En Pinkerton, Avi Klemberg est vraiment l’un des meilleurs ! D’abord, la voix est extrêmement bien tenue, tous les aigus triomphent de rondeur et d’amplitude, sans jamais passer en force. Mais Klemberg est bluffant par la vision du personnage proposée : Pinkerton apparaît ici comme un soldat américain typiquement républicain, aux fausses allures de Nixon, propice à dégainer le pistolet à tout va, un peu vulgaire, évidemment pétri de masculinité toxique, quasiment trumpiste : l’idée fonctionne parfaitement. En contrepoint, le Sharpless de Chrisitan Federici a justement toute la noblesse du diplomate qui assiste impuissant aux frasques gênantes d’un compatriote. D’une allure particulièrement digne, Federici nous gratifie d’une belle et profonde voix et fait mouche avec un piano durant « Ler l’altro il consolato » très distingué.
La Suzuki de Marion Lebègue est touchante : sa prestation lors du trio final « Io so che alle sue pene » est remarquable. L’idée d’un suicide de Suzuki concomitant à celui de Butterfly est intéressante même s’il n’était pas besoin de cela pour dramatiser, la trame étant déjà suffisamment tragique. Le Goro de Pierre-Antoine Chaumien est plus que jamais malfaisant et mafieux, tandis que Matthieu Justine propose un Yamadori et Commissario imperiale convaincants. Le Bonze de Jean-Marie Delpas est sombre, effrayant et d’une envergure qui sied parfaitement au rôle. Enfin, Pascale Sicaud-Beauchesnais est émouvante en Kate Pinkerton qui, loin de la froideur de certaines interprétations, apparaît tout aussi navrée que le consul ou Suzuki.

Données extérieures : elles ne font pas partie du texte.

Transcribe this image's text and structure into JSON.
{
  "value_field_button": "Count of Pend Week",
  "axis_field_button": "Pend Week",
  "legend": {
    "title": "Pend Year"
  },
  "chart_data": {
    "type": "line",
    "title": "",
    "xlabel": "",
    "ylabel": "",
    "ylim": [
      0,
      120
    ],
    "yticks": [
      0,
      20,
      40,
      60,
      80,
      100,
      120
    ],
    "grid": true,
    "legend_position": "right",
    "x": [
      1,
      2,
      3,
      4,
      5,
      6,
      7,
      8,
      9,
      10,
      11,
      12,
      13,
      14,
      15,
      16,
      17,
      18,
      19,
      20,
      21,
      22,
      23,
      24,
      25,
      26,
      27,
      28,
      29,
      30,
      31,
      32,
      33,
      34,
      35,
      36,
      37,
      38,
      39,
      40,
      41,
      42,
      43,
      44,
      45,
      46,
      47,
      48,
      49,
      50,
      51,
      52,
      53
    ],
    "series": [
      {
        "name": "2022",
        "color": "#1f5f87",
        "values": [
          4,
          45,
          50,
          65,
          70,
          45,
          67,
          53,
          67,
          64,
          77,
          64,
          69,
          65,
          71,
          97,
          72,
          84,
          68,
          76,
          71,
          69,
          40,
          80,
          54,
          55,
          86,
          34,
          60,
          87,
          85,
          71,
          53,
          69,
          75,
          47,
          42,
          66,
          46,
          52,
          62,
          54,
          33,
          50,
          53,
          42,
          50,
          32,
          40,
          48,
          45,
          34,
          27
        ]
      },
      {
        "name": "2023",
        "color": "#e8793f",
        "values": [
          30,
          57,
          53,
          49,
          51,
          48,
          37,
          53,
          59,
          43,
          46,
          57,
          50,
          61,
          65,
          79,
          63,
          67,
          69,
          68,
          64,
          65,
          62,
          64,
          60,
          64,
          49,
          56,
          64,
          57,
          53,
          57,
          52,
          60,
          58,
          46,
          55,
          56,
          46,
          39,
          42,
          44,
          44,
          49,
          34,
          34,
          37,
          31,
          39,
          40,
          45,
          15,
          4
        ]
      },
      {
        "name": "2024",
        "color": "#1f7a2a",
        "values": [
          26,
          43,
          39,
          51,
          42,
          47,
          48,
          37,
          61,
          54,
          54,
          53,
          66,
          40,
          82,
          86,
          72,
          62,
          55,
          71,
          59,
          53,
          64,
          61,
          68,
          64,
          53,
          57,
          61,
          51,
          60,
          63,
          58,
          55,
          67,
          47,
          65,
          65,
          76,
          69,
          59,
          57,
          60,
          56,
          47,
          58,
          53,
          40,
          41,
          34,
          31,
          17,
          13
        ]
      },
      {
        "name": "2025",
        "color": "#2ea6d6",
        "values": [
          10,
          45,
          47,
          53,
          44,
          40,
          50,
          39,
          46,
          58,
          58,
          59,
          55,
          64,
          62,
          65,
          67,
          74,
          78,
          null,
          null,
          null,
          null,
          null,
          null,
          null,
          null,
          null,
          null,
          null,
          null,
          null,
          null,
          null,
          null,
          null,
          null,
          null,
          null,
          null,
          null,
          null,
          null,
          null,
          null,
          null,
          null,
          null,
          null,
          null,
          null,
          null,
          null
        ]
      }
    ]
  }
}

La direction de Samuel Jean est très efficace : les contrastes de la partition sont exploités et les tempi retenus permettent de faire éclore toutes les émotions, nombreuses, prévues par le compositeur. L’orchestre national Avignon-Provence est irréprochable : de haute facture, l’orchestre offre une Butterfly certes classique mais implacablement bouleversante. Le chœur de l’Opéra Grand Avignon est excellent tant lorsqu’il faut montrer les muscles lors de la scène du mariage avec l’arrivée du Bonze que dans les moments de subtilité totale, on pense au morceau à bouche fermée de la fin de l’acte II. Dans cette scène figure d’ailleurs l’une des idées les plus fulgurantes de la production : les chanteurs et chanteuses du chœur à bouche fermé apparaissent sur scène et endossent le rôle des ancêtres de Cio-Cio-San comme venus l’accompagner dans son épreuve avant de l’accueillir parmi eux après s’être donné la mort.